Several corrective actions are being taken to improve the station's risk management practices. For example, Outage Management Procedure OMP-003, "Outage Shutdown Risk Management" is being revised to incorporate restrictions which ensure that when only one train of shutdown cooling is operating, the operating train is protected. Also, OMP-003 and Work Coordination Manual Procedure WCM-001, "On-Line Maintenance Risk Management", are being revised to specify which key safety functions can be provided by plant equipment in a non-active "standby" status.
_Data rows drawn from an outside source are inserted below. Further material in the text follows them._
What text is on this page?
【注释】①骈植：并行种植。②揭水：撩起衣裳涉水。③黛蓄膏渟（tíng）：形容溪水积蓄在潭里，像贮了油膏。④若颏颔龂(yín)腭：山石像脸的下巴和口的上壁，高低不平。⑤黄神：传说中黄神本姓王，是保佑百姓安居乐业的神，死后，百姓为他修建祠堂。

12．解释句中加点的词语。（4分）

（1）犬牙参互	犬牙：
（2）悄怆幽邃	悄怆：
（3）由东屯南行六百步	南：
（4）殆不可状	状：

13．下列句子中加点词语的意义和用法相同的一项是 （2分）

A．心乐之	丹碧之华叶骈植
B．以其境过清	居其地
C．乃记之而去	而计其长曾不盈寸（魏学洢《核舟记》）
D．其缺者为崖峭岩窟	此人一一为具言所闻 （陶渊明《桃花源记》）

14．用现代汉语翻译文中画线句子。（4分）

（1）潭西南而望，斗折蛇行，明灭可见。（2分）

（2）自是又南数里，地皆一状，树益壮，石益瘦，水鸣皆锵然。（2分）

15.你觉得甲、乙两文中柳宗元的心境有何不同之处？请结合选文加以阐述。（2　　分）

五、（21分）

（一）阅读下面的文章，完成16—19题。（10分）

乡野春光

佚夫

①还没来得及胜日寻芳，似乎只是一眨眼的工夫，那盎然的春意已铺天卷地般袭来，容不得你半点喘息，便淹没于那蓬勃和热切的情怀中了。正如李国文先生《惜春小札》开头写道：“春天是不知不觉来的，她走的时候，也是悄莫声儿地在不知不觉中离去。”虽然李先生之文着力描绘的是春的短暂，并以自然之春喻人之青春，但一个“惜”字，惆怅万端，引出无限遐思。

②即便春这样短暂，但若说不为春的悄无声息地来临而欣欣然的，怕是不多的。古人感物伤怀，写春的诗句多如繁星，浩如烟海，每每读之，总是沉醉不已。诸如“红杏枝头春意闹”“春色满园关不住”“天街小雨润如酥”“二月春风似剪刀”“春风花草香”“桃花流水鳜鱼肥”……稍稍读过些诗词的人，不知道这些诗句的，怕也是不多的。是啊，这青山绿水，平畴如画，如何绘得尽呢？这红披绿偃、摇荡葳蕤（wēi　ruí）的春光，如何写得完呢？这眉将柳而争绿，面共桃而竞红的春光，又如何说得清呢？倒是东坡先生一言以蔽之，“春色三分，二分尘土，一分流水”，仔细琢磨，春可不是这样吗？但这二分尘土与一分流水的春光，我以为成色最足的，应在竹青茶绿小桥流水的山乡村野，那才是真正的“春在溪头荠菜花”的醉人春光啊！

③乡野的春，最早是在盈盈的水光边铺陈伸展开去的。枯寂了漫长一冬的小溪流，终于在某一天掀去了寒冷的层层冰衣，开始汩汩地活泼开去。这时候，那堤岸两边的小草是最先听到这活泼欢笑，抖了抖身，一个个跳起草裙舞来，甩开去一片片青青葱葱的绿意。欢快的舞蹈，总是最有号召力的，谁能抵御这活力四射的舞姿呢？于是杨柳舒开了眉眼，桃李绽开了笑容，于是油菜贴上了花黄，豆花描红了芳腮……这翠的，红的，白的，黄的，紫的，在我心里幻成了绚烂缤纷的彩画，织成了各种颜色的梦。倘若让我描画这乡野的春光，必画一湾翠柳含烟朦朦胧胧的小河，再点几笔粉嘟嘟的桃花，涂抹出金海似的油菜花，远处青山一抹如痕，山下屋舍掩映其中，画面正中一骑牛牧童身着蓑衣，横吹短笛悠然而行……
V. PREVIOUS SIMILAR EVENTS

NRC Inspection Reports 2003010 and 2003008 (dated January 26, 2004 and June 3, 2003 respectively) On April 28, 2003, testing was being conducted in accordance with OST-1813, "Remote Shutdown System Operability 18 Month Interval Modes 5, 6, or Defueled." During this testing, CCW surge tank level was observed to be decreasing. The operators entered Abnormal Operating Procedure AOP-014, "Loss of Component Cooling Water", and both CCW pumps were secured when surge tank level dropped below 4%. Securing the CCW pumps stopped CCW flow to the RHR heat exchangers. The non-essential CCW header was isolated, the 'B' CCW pump was restarted, and RHR temperature control was re-established with the 'B' RHR train. During the approximately 5 minute period in which CCW flow was secured, RCS average temperature increased 4.7 degrees Fahrenheit. The loss of component cooling water inventory resulted from the lifting of a CCW relief valve. This relief valve was found to have improper relief valve nozzle ring settings which resulted in it remaining open longer than designed. This event was determined to be of very low safety significance. The NRC issued a Green Non-cited Violation for failure to follow 10 CFR 50, Appendix B, Criterion XVI in that corrective actions from a similar previous event in 1991 (LER 91-016) did not preclude repetition of a loss of CCW. The root causes identified for the 2003 event are not the same as those identified for the event that is the subject of this LER. Thus, the 2003 event is not significant in relation to the subject event.

A review of corrective action program data for the last five years identified no previous similar events resulting from improper taping of lifted leads. Also, there were no similar events over the last decade involving the loss of power to an emergency bus and/or automatic starting of an emergency diesel generator that are significant in relation to the event that is the subject of this LER.